In Buddhism, "Identity View" is at the top of the list of fetters ("clinging-khandhas"). It is attachment to the idea of being a self. "Identity view" is a specific kind of attachment and it is a source of distress:
Grasping onto the “I”, which is a cause of suffering, increases because of the delusion with regard to the self. http://www.shantideva.net/guide_ch9.htm
Identity view is identifying with one's mental formations (pañcakkhandha) or "fabrications." These would include ideas and beliefs I may have picked up in the course of a lifetime that I now believe are "me."
Insecurities arise in connection with a very temporary causal chain that gives rise to the idea of self. It shouldn't take much insight to realize that it's all very flimsy and barely hanging together. The insecurities are probably a natural part of dukkha.
There are different responses to the situation. One response is to try to protect the mental formations (pañcakkhandha) or "fabrications" by eliminating all threats to it. Terms like doctrinal defensiveness or cognitive rigidity comes to mind. But the response would also have an emotional component that includes anxiety and hostility. These emotions have motivational consequences in terms of mobilizing active attempts to diminish or destroy all threats to the jerry rigged self system.
The situation is self-perpetuating because the person then thinks (1) that they are a hodgepodge of ideas and views and also (2) that they are the blind defensive process of protecting the hodgepodge they identify with. The analogy is someone who has been impersonating somebody else thinking they have become the person they've been impersonating and then aggressively trying to defend this notion in the face of any and all information that challenges the preferred belief. I would expect it would lead to a paranoid world view.
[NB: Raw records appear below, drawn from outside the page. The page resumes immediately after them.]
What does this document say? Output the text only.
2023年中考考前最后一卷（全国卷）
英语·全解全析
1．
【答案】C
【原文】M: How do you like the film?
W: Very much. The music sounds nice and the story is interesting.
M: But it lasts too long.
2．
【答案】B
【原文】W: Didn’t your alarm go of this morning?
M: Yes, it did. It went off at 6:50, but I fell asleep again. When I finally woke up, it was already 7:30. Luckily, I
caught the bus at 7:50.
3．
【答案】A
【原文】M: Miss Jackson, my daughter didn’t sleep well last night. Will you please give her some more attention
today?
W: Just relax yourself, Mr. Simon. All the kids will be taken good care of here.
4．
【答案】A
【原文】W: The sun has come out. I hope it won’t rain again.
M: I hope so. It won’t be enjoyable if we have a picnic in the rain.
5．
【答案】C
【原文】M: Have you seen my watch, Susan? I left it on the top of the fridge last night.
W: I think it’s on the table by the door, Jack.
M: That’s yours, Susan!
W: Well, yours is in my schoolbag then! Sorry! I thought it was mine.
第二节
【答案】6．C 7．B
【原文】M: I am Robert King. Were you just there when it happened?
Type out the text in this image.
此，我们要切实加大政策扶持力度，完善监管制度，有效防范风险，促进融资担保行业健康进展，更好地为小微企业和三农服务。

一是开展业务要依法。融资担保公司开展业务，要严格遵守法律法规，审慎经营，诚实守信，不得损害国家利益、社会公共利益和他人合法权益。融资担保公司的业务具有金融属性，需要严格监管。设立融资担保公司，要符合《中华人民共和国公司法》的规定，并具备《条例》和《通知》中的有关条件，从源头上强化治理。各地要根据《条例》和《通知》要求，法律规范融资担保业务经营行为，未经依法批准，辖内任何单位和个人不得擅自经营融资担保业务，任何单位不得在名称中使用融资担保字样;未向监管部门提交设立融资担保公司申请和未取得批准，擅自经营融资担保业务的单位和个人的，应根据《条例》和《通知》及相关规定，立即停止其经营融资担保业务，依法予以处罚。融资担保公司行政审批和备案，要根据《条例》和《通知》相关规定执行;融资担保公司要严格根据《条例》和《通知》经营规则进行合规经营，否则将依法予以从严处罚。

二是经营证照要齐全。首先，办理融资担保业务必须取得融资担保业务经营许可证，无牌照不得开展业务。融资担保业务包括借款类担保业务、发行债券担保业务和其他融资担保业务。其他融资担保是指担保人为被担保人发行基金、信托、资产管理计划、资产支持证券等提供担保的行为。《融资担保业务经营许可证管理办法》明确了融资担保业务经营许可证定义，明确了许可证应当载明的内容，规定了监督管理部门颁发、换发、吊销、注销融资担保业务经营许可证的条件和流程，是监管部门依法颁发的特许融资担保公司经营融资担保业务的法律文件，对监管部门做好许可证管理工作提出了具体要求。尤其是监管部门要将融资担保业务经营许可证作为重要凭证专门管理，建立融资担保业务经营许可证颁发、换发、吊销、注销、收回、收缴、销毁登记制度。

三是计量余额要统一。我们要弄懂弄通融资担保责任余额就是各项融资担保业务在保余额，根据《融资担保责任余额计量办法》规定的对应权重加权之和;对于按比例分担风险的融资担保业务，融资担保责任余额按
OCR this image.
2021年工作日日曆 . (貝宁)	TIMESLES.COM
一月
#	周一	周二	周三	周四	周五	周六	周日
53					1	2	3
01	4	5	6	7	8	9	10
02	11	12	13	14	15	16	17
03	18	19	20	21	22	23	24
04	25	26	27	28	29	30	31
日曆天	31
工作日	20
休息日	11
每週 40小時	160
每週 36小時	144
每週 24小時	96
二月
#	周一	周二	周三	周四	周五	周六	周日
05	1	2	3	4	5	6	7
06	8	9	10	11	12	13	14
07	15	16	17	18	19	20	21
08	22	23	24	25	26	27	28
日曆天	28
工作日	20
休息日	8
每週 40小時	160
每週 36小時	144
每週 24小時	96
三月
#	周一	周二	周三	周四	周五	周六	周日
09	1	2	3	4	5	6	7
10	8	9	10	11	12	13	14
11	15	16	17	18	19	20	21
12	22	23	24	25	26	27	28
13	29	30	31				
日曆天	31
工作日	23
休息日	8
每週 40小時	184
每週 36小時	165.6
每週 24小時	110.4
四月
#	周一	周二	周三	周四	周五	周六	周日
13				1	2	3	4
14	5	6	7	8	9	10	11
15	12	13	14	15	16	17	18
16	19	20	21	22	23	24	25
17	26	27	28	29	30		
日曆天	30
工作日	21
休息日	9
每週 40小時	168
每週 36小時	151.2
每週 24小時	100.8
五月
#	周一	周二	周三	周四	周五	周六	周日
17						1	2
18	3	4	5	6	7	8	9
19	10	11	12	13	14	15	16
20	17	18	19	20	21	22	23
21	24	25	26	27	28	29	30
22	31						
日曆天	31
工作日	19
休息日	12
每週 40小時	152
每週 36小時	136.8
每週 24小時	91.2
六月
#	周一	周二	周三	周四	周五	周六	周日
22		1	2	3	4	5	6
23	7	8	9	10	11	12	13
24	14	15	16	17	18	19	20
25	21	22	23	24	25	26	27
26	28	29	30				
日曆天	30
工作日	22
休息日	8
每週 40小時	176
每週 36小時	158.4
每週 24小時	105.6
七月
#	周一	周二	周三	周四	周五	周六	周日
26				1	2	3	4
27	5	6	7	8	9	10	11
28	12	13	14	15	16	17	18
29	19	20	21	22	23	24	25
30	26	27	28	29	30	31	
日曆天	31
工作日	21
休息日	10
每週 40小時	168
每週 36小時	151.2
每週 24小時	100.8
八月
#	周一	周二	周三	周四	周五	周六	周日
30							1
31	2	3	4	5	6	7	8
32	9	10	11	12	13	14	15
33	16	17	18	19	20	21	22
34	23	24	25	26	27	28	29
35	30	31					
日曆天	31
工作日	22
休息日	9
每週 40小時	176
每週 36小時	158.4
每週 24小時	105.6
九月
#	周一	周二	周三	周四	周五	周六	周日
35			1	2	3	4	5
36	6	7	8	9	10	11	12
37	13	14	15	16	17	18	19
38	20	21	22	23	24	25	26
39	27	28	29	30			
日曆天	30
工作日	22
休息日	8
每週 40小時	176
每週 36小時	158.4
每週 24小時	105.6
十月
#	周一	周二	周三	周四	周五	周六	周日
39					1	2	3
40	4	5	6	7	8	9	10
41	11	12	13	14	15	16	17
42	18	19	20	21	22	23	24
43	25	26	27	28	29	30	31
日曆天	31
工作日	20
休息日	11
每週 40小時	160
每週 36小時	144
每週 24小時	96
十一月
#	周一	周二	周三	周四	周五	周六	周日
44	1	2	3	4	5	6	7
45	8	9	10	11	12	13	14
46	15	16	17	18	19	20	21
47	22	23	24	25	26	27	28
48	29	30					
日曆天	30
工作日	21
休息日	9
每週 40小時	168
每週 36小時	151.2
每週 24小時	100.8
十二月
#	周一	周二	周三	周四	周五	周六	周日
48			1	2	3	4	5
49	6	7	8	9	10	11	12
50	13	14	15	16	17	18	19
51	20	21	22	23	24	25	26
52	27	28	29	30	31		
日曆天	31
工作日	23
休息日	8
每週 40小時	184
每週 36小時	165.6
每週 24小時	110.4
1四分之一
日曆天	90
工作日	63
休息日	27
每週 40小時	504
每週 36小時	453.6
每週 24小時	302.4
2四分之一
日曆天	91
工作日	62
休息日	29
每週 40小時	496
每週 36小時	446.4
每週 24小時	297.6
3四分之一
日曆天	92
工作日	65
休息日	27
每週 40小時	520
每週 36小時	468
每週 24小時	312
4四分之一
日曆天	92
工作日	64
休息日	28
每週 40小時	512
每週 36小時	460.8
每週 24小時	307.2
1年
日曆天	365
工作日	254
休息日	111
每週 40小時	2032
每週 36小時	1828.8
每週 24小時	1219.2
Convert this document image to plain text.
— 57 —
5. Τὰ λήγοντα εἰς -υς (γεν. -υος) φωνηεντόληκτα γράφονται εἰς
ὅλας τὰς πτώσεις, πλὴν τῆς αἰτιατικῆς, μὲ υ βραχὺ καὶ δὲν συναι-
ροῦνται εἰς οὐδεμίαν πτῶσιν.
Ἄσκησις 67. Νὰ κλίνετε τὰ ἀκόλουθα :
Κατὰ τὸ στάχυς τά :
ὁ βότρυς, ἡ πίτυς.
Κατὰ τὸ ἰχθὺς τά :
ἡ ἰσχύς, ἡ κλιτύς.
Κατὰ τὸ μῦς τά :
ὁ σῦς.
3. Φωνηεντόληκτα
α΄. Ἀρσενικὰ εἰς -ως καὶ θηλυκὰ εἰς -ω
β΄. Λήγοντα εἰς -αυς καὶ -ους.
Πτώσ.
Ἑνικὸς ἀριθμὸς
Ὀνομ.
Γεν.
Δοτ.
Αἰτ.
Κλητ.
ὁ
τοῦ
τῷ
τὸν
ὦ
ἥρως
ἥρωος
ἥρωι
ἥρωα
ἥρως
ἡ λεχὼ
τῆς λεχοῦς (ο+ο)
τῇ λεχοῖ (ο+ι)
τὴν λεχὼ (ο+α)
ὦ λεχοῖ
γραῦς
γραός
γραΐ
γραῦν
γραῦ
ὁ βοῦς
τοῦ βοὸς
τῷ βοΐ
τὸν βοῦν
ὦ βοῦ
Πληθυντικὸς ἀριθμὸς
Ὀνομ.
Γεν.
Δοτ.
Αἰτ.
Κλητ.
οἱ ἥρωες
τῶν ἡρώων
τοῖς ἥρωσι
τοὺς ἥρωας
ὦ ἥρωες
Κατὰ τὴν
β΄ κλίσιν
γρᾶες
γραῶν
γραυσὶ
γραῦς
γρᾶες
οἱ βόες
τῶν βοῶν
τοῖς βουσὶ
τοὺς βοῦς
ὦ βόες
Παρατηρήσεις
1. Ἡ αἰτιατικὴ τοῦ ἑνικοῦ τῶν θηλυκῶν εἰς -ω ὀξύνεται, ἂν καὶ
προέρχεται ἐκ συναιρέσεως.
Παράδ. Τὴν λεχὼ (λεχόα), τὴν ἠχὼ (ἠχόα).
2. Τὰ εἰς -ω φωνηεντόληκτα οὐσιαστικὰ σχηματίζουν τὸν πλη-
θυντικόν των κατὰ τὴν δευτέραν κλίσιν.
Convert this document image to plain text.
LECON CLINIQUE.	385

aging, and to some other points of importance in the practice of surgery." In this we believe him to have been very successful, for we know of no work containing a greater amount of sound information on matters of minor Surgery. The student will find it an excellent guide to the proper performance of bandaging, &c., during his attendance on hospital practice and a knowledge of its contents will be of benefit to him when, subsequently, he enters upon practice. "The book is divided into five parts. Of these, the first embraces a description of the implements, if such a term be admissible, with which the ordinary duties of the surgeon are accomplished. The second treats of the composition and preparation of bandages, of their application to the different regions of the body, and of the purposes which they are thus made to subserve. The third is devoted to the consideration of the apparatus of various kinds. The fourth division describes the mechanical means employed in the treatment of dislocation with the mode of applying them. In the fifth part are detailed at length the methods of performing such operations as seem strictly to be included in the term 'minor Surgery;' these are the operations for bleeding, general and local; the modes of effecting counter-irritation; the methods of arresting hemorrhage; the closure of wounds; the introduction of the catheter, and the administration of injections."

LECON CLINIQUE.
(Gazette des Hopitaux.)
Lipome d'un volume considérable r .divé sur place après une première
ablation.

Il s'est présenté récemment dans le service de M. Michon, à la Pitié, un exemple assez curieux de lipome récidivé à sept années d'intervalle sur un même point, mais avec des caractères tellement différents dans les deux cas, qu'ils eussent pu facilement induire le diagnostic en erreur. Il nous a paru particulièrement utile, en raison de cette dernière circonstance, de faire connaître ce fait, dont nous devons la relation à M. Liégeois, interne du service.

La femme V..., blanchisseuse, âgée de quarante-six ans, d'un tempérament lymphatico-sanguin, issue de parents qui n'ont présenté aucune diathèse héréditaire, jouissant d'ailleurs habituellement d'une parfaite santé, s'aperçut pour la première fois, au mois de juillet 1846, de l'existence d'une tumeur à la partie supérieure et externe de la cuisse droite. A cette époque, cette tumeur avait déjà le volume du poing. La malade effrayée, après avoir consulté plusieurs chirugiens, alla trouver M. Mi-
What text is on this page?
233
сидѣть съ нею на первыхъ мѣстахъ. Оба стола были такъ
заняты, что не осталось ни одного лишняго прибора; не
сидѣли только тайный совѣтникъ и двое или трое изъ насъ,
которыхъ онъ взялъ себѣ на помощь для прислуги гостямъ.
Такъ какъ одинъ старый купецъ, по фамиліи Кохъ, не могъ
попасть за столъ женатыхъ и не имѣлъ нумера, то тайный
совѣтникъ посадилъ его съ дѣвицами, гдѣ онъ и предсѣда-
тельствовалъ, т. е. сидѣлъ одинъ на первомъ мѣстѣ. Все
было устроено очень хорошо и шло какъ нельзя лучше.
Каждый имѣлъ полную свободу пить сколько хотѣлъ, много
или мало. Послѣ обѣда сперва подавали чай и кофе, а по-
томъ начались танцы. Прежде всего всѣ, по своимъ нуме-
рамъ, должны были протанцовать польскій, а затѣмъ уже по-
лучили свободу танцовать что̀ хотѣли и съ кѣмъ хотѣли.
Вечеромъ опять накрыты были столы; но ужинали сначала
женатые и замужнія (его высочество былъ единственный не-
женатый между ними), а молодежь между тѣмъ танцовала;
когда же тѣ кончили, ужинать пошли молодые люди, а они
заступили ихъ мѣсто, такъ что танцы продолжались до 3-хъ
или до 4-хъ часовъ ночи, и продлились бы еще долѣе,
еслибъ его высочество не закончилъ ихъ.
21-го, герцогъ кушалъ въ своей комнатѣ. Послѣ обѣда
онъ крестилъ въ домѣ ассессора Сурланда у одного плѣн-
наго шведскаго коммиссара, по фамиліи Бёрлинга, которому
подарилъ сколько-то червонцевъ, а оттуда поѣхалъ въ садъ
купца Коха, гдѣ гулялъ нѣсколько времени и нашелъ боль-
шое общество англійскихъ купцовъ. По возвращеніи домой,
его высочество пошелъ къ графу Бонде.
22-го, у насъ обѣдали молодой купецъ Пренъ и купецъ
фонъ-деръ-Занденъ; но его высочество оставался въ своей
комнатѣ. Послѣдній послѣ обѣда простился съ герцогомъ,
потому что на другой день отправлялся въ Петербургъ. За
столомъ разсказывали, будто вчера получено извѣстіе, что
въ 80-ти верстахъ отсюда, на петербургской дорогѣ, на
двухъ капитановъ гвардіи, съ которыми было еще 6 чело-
Originally the Buddha noted these bad mental habits in relation to metaphysical beliefs.
MN 2: Sabbasava Sutta
I think the notions of being "bound by the fetter of views" applies to all kinds of ideas, including social, political and religious ideology. People with pronounced bigotry are likely to have fixed and rigid and highly defended views in various areas.
I think you'll turn up lots more detail if you search on terms like sakkāya-ditthi or "attachment to self." But looking at defensiveness or rigidity and paranoia in connection with bigotry might be interesting.